It seems fiber is here to stay. But the good news is that fiber isn't the fragile, expensive, time consuming affair it used to be. First, Keith says operators who have just bitten the bullet and rolled out the fiber have been pleasantly surprised with operational savings sooner than expected. Other developments offer the promise of reduced deployment costs and headaches.
“We believe ROI analysis will prove that a full-fiber network can be cost-justified in many environments,” Beranek says. For other environments, incremental fiber deployments are a better idea so that deployment can be aligned with subscriber take-rates and revenues.
“When we got into fiber, we looked around and found that there’s a stigma about fiber to the premises,” Vince Tyson, the general manager of Plateau Telephone in New Mexico says. “The general philosophy was that it’s expensive, and I started to question that. In order to be cost effective, we looked at the fiber and said, 'O.K., how can we build it like copper?' Now, clearly there are some differences. Splicing, for example, has to be done differently. And of course, the economics are different, but by and large I would say that today’s fiber networks have a lot more in common with the copper network than some of the earlier fiber networks.”
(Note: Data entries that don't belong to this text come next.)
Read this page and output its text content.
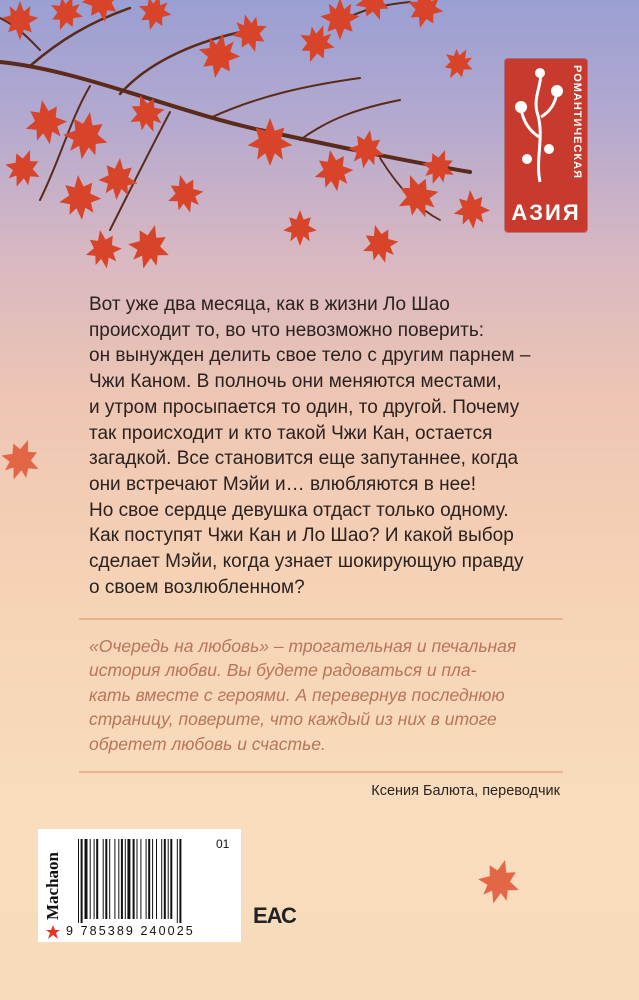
РОМАНТИЧЕСКАЯ
АЗИЯ

Вот уже два месяца, как в жизни Ло Шао

происходит то, во что невозможно поверить:

он вынужден делить свое тело с другим парнем –

Чжи Каном. В полночь они меняются местами,

и утром просыпается то один, то другой. Почему

так происходит и кто такой Чжи Кан, остается

загадкой. Все становится еще запутаннее, когда

они встречают Мэйи и… влюбляются в нее!

Но свое сердце девушка отдаст только одному.

Как поступят Чжи Кан и Ло Шао? И какой выбор

сделает Мэйи, когда узнает шокирующую правду

о своем возлюбленном?

«Очередь на любовь» – трогательная и печальная
история любви. Вы будете радоваться и пла-
кать вместе с героями. А перевернув последнюю
страницу, поверите, что каждый из них в итоге
обретет любовь и счастье.
Ксения Балюта, переводчик
Machaon
01
9 785389 240025
ЕАС
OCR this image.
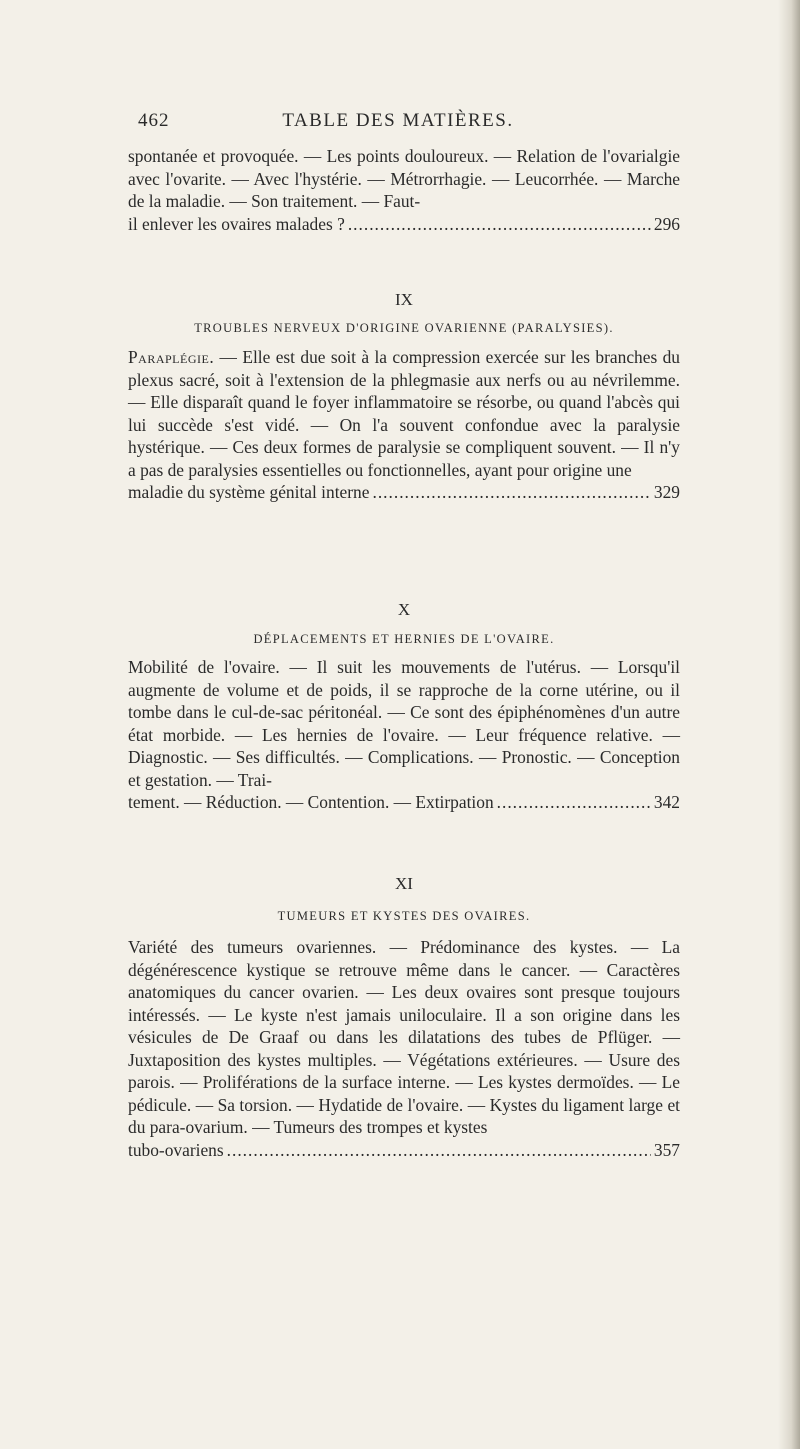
462	TABLE DES MATIÈRES.

spontanée et provoquée. — Les points douloureux. — Relation de l'ovarialgie avec l'ovarite. — Avec l'hystérie. — Métrorrhagie. — Leucorrhée. — Marche de la maladie. — Son traitement. — Faut-

il enlever les ovaires malades ? .....	296
IX
TROUBLES NERVEUX D'ORIGINE OVARIENNE (PARALYSIES).

Paraplégie. — Elle est due soit à la compression exercée sur les branches du plexus sacré, soit à l'extension de la phlegmasie aux nerfs ou au névrilemme. — Elle disparaît quand le foyer inflammatoire se résorbe, ou quand l'abcès qui lui succède s'est vidé. — On l'a souvent confondue avec la paralysie hystérique. — Ces deux formes de paralysie se compliquent souvent. — Il n'y a pas de paralysies essentielles ou fonctionnelles, ayant pour origine une

maladie du système génital interne .....	329
X
DÉPLACEMENTS ET HERNIES DE L'OVAIRE.

Mobilité de l'ovaire. — Il suit les mouvements de l'utérus. — Lorsqu'il augmente de volume et de poids, il se rapproche de la corne utérine, ou il tombe dans le cul-de-sac péritonéal. — Ce sont des épiphénomènes d'un autre état morbide. — Les hernies de l'ovaire. — Leur fréquence relative. — Diagnostic. — Ses difficultés. — Complications. — Pronostic. — Conception et gestation. — Trai-

tement. — Réduction. — Contention. — Extirpation .....	342
XI
TUMEURS ET KYSTES DES OVAIRES.

Variété des tumeurs ovariennes. — Prédominance des kystes. — La dégénérescence kystique se retrouve même dans le cancer. — Caractères anatomiques du cancer ovarien. — Les deux ovaires sont presque toujours intéressés. — Le kyste n'est jamais uniloculaire. Il a son origine dans les vésicules de De Graaf ou dans les dilatations des tubes de Pflüger. — Juxtaposition des kystes multiples. — Végétations extérieures. — Usure des parois. — Proliférations de la surface interne. — Les kystes dermoïdes. — Le pédicule. — Sa torsion. — Hydatide de l'ovaire. — Kystes du ligament large et du para-ovarium. — Tumeurs des trompes et kystes

tubo-ovariens .....	357
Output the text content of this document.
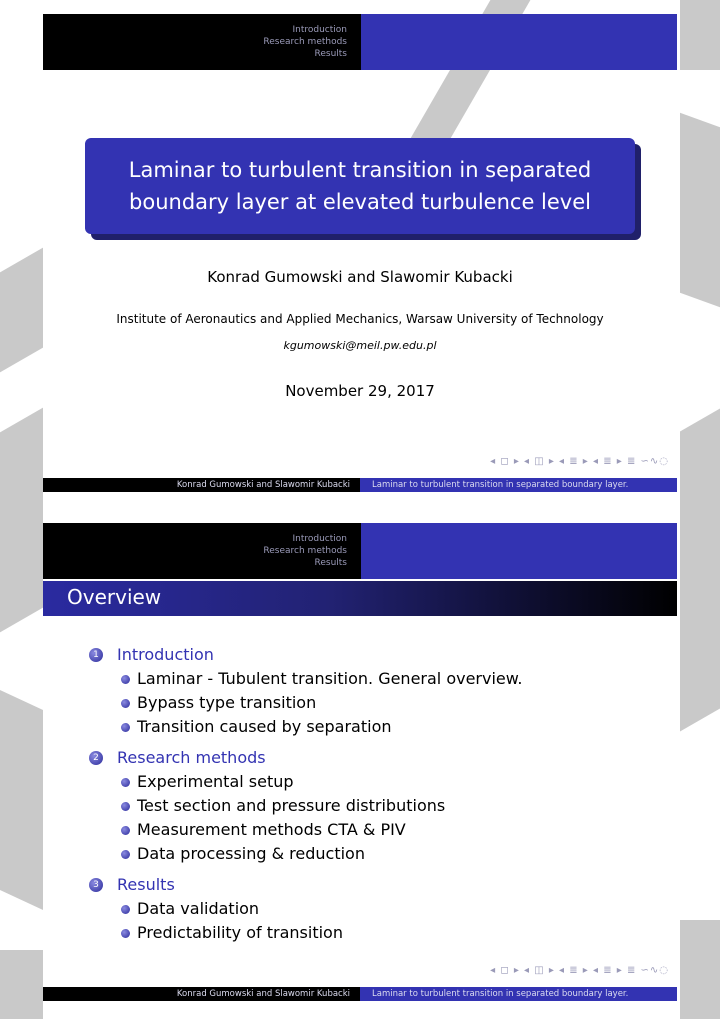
Introduction
Research methods
Results
Laminar to turbulent transition in separated boundary layer at elevated turbulence level
Konrad Gumowski and Slawomir Kubacki
Institute of Aeronautics and Applied Mechanics, Warsaw University of Technology
kgumowski@meil.pw.edu.pl
November 29, 2017
◂ ◻ ▸ ◂ ◫ ▸ ◂ ≣ ▸ ◂ ≣ ▸ ≣ ∽∿◌
Konrad Gumowski and Slawomir Kubacki	Laminar to turbulent transition in separated boundary layer.
Introduction
Research methods
Results
Overview
1 Introduction
Laminar - Tubulent transition. General overview.
Bypass type transition
Transition caused by separation
2 Research methods
Experimental setup
Test section and pressure distributions
Measurement methods CTA & PIV
Data processing & reduction
3 Results
Data validation
Predictability of transition
◂ ◻ ▸ ◂ ◫ ▸ ◂ ≣ ▸ ◂ ≣ ▸ ≣ ∽∿◌
Konrad Gumowski and Slawomir Kubacki	Laminar to turbulent transition in separated boundary layer.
Clearfield has developed a new “Pushable Fiber” deployment solution that slashes the cost of fiber deployment. One example of where pushable fiber is a good option is when conduit is maxed out or “exhausted.”
“In these environments, the ability to run a demarcation extension or deliver additional (or new) fiber can become an expensive affair,” Beranek says. When the pathway is full, the traditional option is to bore additional pathways for new conduit. Facility easements must be obtained which can take some time, requiring the best of negotiating skills with property and/or city officials. Even before the cost of core boring begins, engineering time is required to evaluate whether the structural integrity of the floor would be compromised in the building. Add the cost of pipe, couplers, and metals along with skilled manpower labor rates and too often, environments that truly require additional bandwidth and connectivity can’t justify the return on the investment and the project is scrapped. This is exactly the environment that one of our clients, an OSP construction manager of an independent telephone company faced while addressing a job request from a wireless provider.”
The job request involved the delivery of twelve single-mode fibers to a cell tower sitting on top of a 14-story hotel. This goal was to provide backhaul services to relieve cell traffic congestion for each of the carriers’ traffic at this location. The price tag for a traditional fiber installment at this location was $15,000 and at least a week of work.